A paraphrased transcript of a conversation with Eliezer Yudkowsky.
Interviewer: Suppose you’re talking to a smart mathematician who looks like the kind of person who might have the skills needed to work on a Friendly AI team. But, he says, “I understand the general problem of AI risk, but I just don’t believe that you can know so far in advance what in particular is useful to do. Any of the problems that you’re naming now are not particularly likely to be the ones that are relevant 30 or 80 years from now when AI is developed. Any technical research we do now depends on a highly conjunctive set of beliefs about the world, and we shouldn’t have so much confidence that we can see that far into the future.” What is your reply to the mathematician?

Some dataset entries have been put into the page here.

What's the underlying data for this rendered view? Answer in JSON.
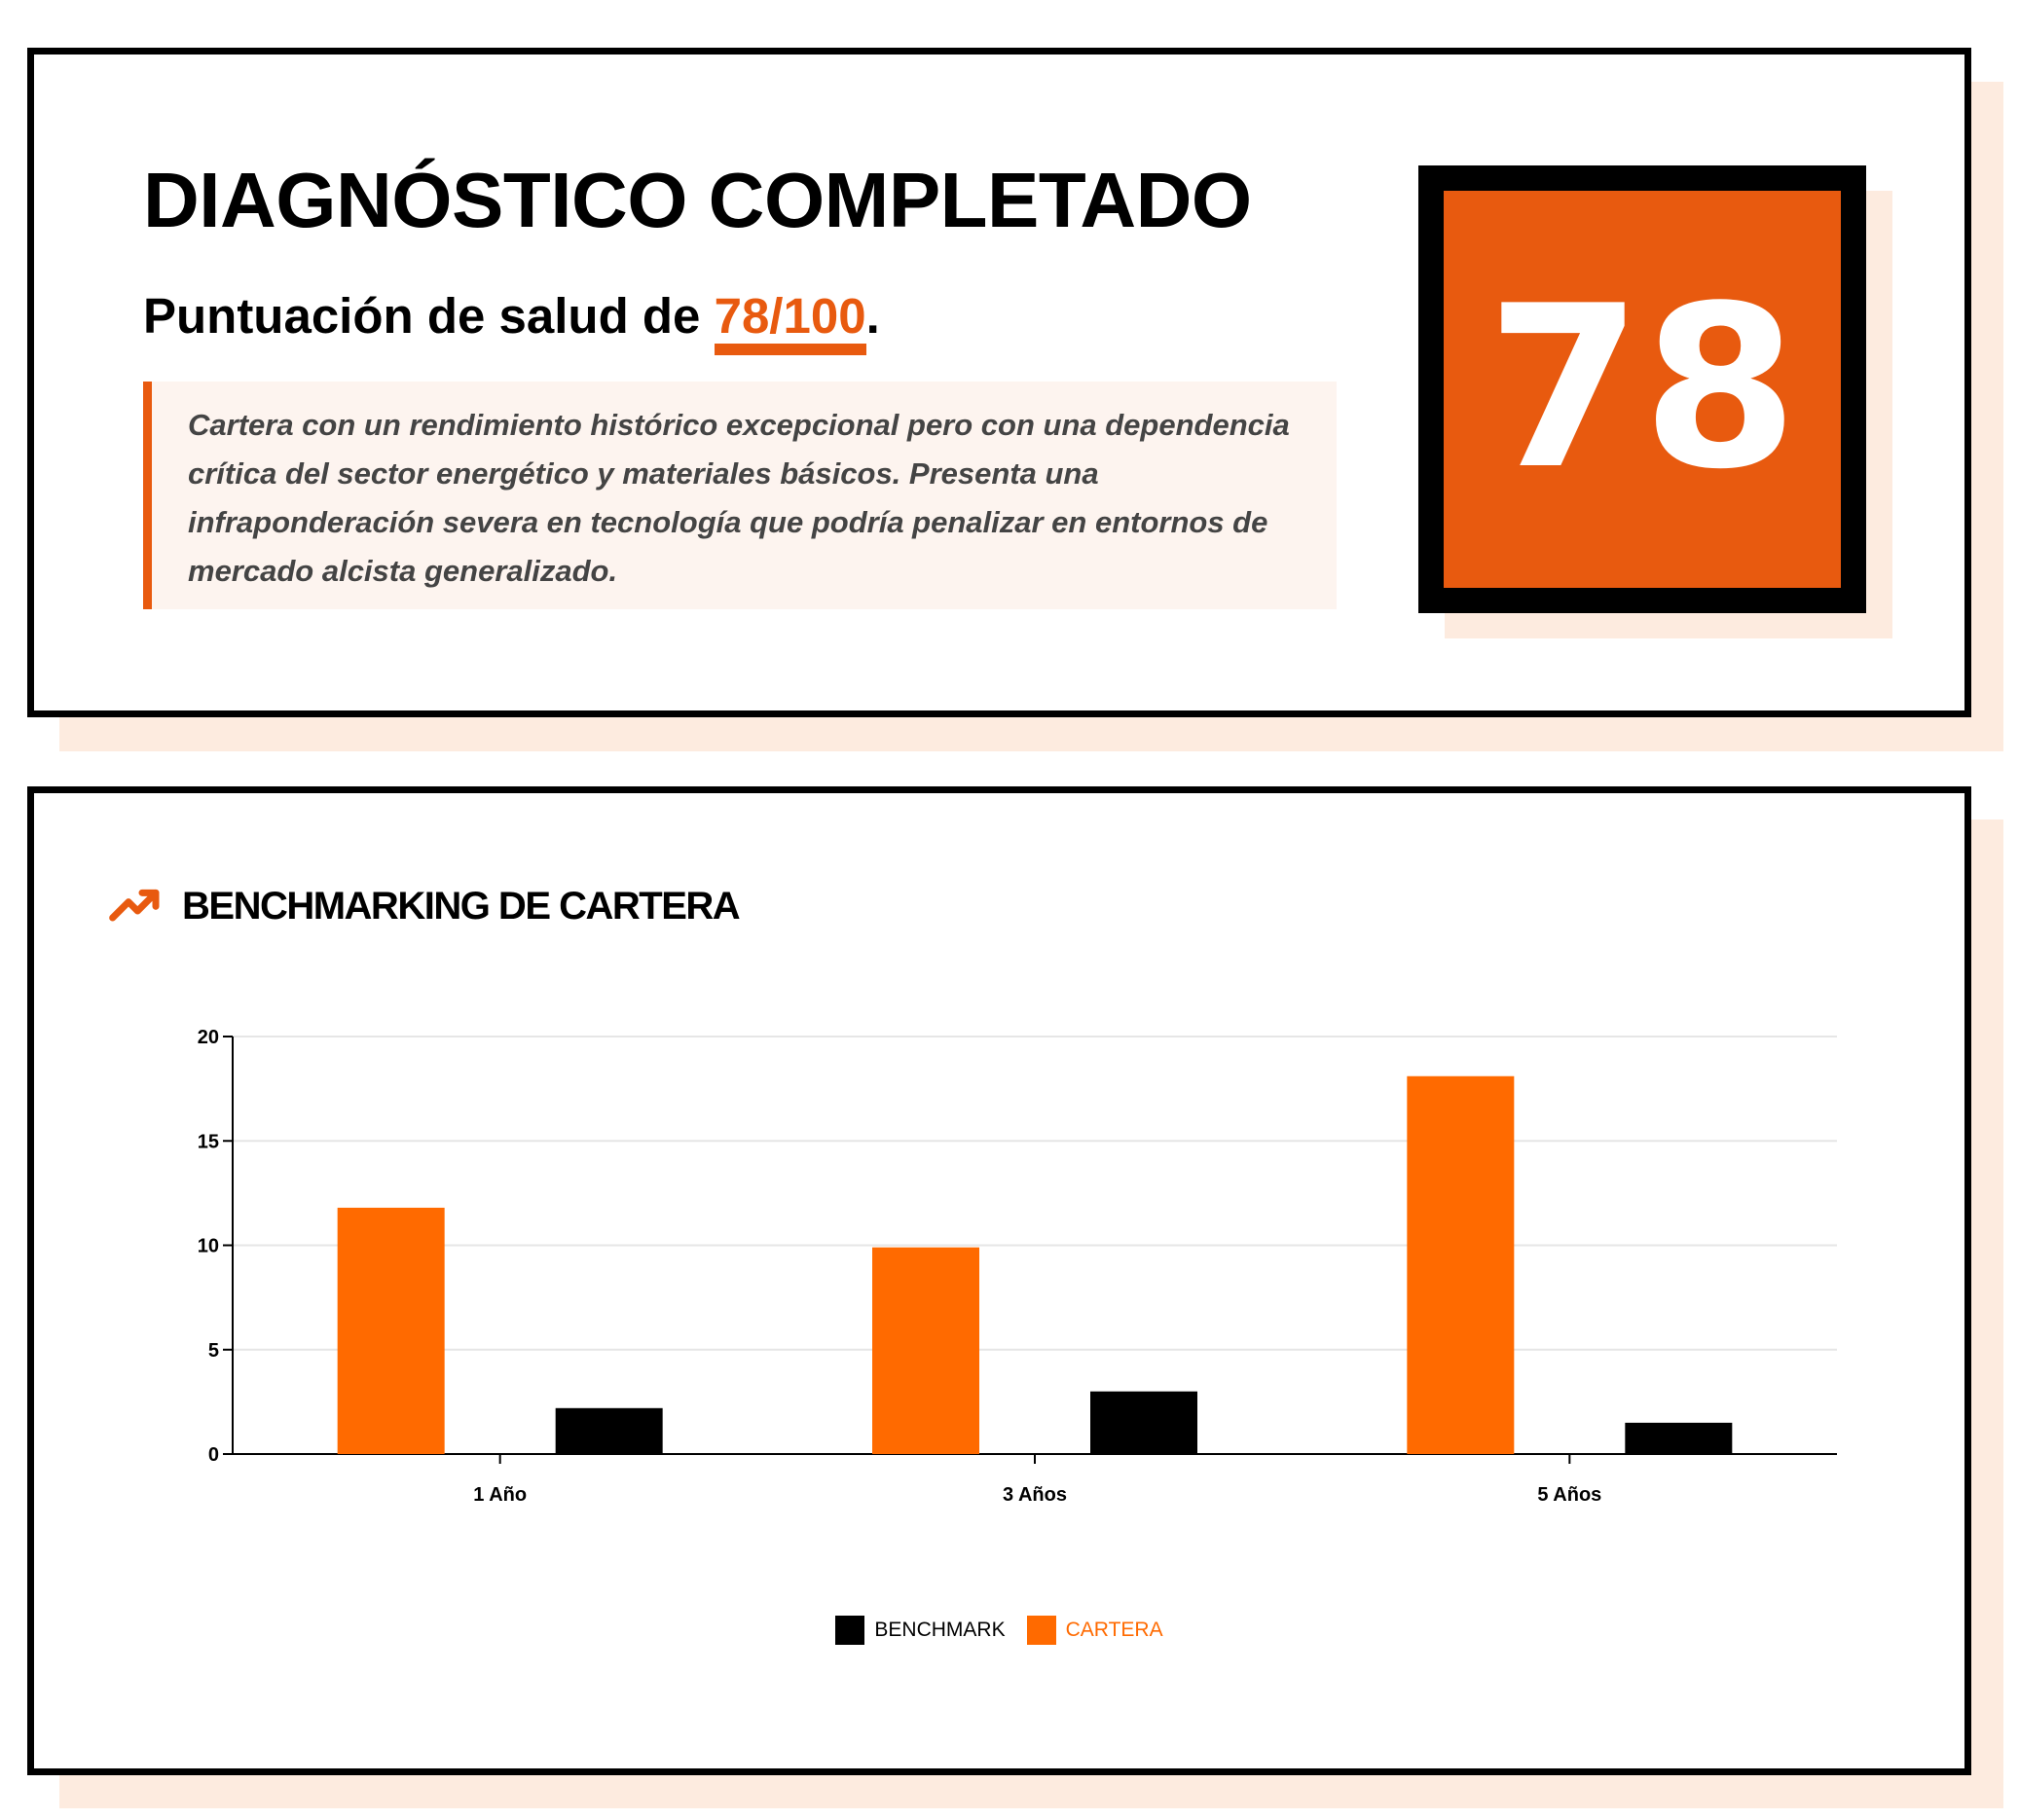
{
  "diagnosis": {
    "title": "DIAGNÓSTICO COMPLETADO",
    "subtitle_prefix": "Puntuación de salud de ",
    "score_text": "78/100",
    "subtitle_suffix": ".",
    "summary": "Cartera con un rendimiento histórico excepcional pero con una dependencia crítica del sector energético y materiales básicos. Presenta una infraponderación severa en tecnología que podría penalizar en entornos de mercado alcista generalizado.",
    "score_badge": "78",
    "score_value": 78
  },
  "benchmark_section": {
    "title": "BENCHMARKING DE CARTERA",
    "icon": "trending-up-icon"
  },
  "colors": {
    "accent": "#e85a0f",
    "cartera": "#ff6a00",
    "benchmark": "#000000",
    "shadow": "#fdebdf"
  },
  "chart_data": {
    "type": "bar",
    "categories": [
      "1 Año",
      "3 Años",
      "5 Años"
    ],
    "series": [
      {
        "name": "CARTERA",
        "values": [
          11.8,
          9.9,
          18.1
        ]
      },
      {
        "name": "BENCHMARK",
        "values": [
          2.2,
          3.0,
          1.5
        ]
      }
    ],
    "ylim": [
      0,
      20
    ],
    "yticks": [
      0,
      5,
      10,
      15,
      20
    ],
    "grid": true,
    "legend": "bottom-center",
    "legend_entries": [
      "BENCHMARK",
      "CARTERA"
    ]
  }
}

Eliezer: I’d start by having them read a description of a particular technical problem we’re working on, for example the “Löb Problem.” I’m writing up a description of that now. So I’d show the mathematician that description and say “No, this issue of trying to have an AI write a similar AI seems like a fairly fundamental one, and the Löb Problem blocks it. The fact that we can’t figure out how to do these things — even given infinite computing power — is alarming.”
A more abstract argument would be something along the lines of, “Are you sure the same way of thinking wouldn’t prevent you from working on any important problem? Are you sure you wouldn’t be going back in time and telling Alan Turing to not invent Turing machines because who knows whether computers will really work like that? They didn’t work like that. Real computers don’t work very much like the formalism, but Turing’s work was useful anyway.”
Interviewer: You and I both know people who are very well informed about AI risk, but retain more uncertainty than you do about what the best thing to do about it today is. Maybe there are lots of other promising interventions out there, like pursuing cognitive enhancement, or doing FHI-style research looking for crucial considerations that we haven’t located yet — like Drexler discovering molecular nanotechnology, or Shulman discovering iterated embryo selection for radical intelligence amplification. Or, perhaps we should focus on putting the safety memes out into the AGI community because it’s too early to tell, again, exactly which problems are going to matter, especially if you have a longer AI time horizon. What’s your response to that line of reasoning?
Eliezer: Work on whatever your current priority is, after an hour of meta reasoning but not a year of meta reasoning. If you’re still like, “No, no, we must think more meta” after a year, then I don’t believe you’re the sort of person who will ever act.
For example, Paul Christiano isn’t making this mistake, since Paul is working on actual FAI problems while looking for other promising interventions. I don’t have much objection to that. If he then came up with some particular intervention which he thought was higher priority, I’d ask about the specific case.
Nick Bostrom isn’t making this mistake, either. He’s doing lots of meta-strategy work, but he also does work on anthropic probabilities and the parliamentary model for normative uncertainty and other things that are object-level, and he hosts people who like Anders Sandberg who write papers about uploading timelines that are actually relevant to our policy decisions.
When people constantly say “maybe we should do some other thing,” I would say, “Come to an interim decision, start acting on the interim decision, and revisit this decision as necessary.” But if you’re the person who always tries to go meta and only thinks meta because there might be some better thing, you’re not ever going to actually do something about the problem.